PINK FLAMINGOS
Prod/Dir by John Waters

"I guess there's just two kinds of people. . .my kind of people and assholes. It's rather obvious which category you fit into. Have a nice day." With those words, Connie Marble (a delicious Mink Stole replete with garish red hair and cat's eye glasses) dismisses a job applicant. Connie's gauche criminal life with her blue-haired husband, Raymond (the equally delicious David Lochary), unfolds in John Waters’ classic trash opus. Sporting red and blue pubic hair, respectively, Connie and Raymond suck each other’s toes as they plot to become the “Filthiest People Alive” in downtown Baltimore. Connie and Raymond run a black market baby ring where hitchhikers are kidnapped, raped by the Marble’s cross dressing butler, Channing (Channing Wilroy), and left for dead after childbirth. The babies are sold to lesbian couples. As a gesture of filth, the Marble’s have no qualms about mailing a box of Raymond's crap to an enemy. But a formidable enemy it is. The Marble’s crimes pale to those of the trailer trash family headed by the reigning Filthiest Person Alive, obese transvestite Babs Johnson/Divine (in a hilarious, stunning role that erases the line between “actress” and character). Waters’ camera unflinchingly captures the family’s depraved accomplishments: breaking into a house to drool on the dinner table settings, shoplifting meat by hiding it in a sweaty crotch, crapping on someone's lawn, killing a chicken in a bloody sex act, and participating in voyeurism, incest, and cannibalism. Even the Marble’s show disgust in a memorable scene that’s best left as a surprise.

Pink Flamingos is the grand mal seizure of trash, poorly shot and "acted" by Waters' friends. Each evil line (a.k.a. "every sentence") is delivered in a drugged-sounding drawl, even when the characters are screeching at each other, which is often. Waters' funny dialogue--often missed on the first viewing because of the visuals--is genius. Divine has several great, ranting monologues.
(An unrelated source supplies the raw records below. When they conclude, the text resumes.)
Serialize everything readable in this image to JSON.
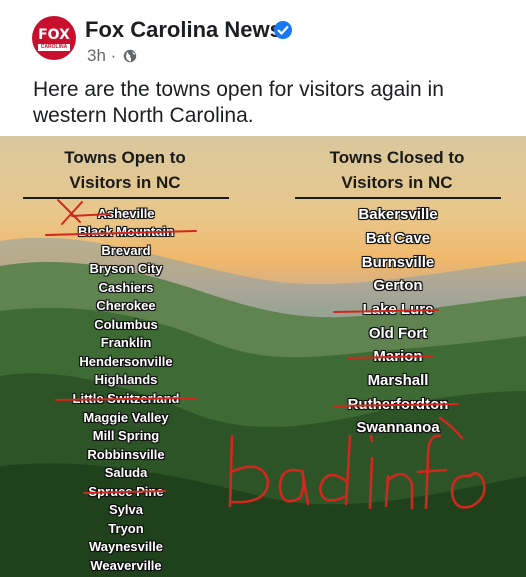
{
  "page": {
    "name": "Fox Carolina News",
    "time": "3h",
    "separator": "·",
    "logo_text": "FOX",
    "logo_subtext": "CAROLINA"
  },
  "post": {
    "text": "Here are the towns open for visitors again in western North Carolina."
  },
  "image": {
    "open": {
      "title_line1": "Towns Open to",
      "title_line2": "Visitors in NC",
      "towns": [
        "Asheville",
        "Black Mountain",
        "Brevard",
        "Bryson City",
        "Cashiers",
        "Cherokee",
        "Columbus",
        "Franklin",
        "Hendersonville",
        "Highlands",
        "Little Switzerland",
        "Maggie Valley",
        "Mill Spring",
        "Robbinsville",
        "Saluda",
        "Spruce Pine",
        "Sylva",
        "Tryon",
        "Waynesville",
        "Weaverville"
      ]
    },
    "closed": {
      "title_line1": "Towns Closed to",
      "title_line2": "Visitors in NC",
      "towns": [
        "Bakersville",
        "Bat Cave",
        "Burnsville",
        "Gerton",
        "Lake Lure",
        "Old Fort",
        "Marion",
        "Marshall",
        "Rutherfordton",
        "Swannanoa"
      ]
    },
    "annotation": "bad info"
  },
  "colors": {
    "brand_red": "#c8102e",
    "verified_blue": "#1877f2",
    "ink_red": "#d0281e"
  },
  "icons": [
    "verified-badge-icon",
    "globe-icon"
  ]
}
If you're new to the genre, this film is the jumping off point of shock cinema. It is a trash masterpiece. Waters' makes filth an art form while extending a middle finger to the mainstream.

And yes, Divine eats dog shit in a moment that, true to the best trash films, has NOTHING to do with the plot. Tacked onto the end of the film, the deed is done in one shot. Divine takes a handful of loose stool fresh from a squatting mutt’s ass and puts it in her mouth. The camera zooms to a close up of the only TRUE shit-eating grin in cinema. Divine gags. You'll get tears in your eyes. Mine are tears of joy. Rarely in the annuls of trash film have performers given so much for their art. Bless these Baltimore denizens. Bless Saint Waters.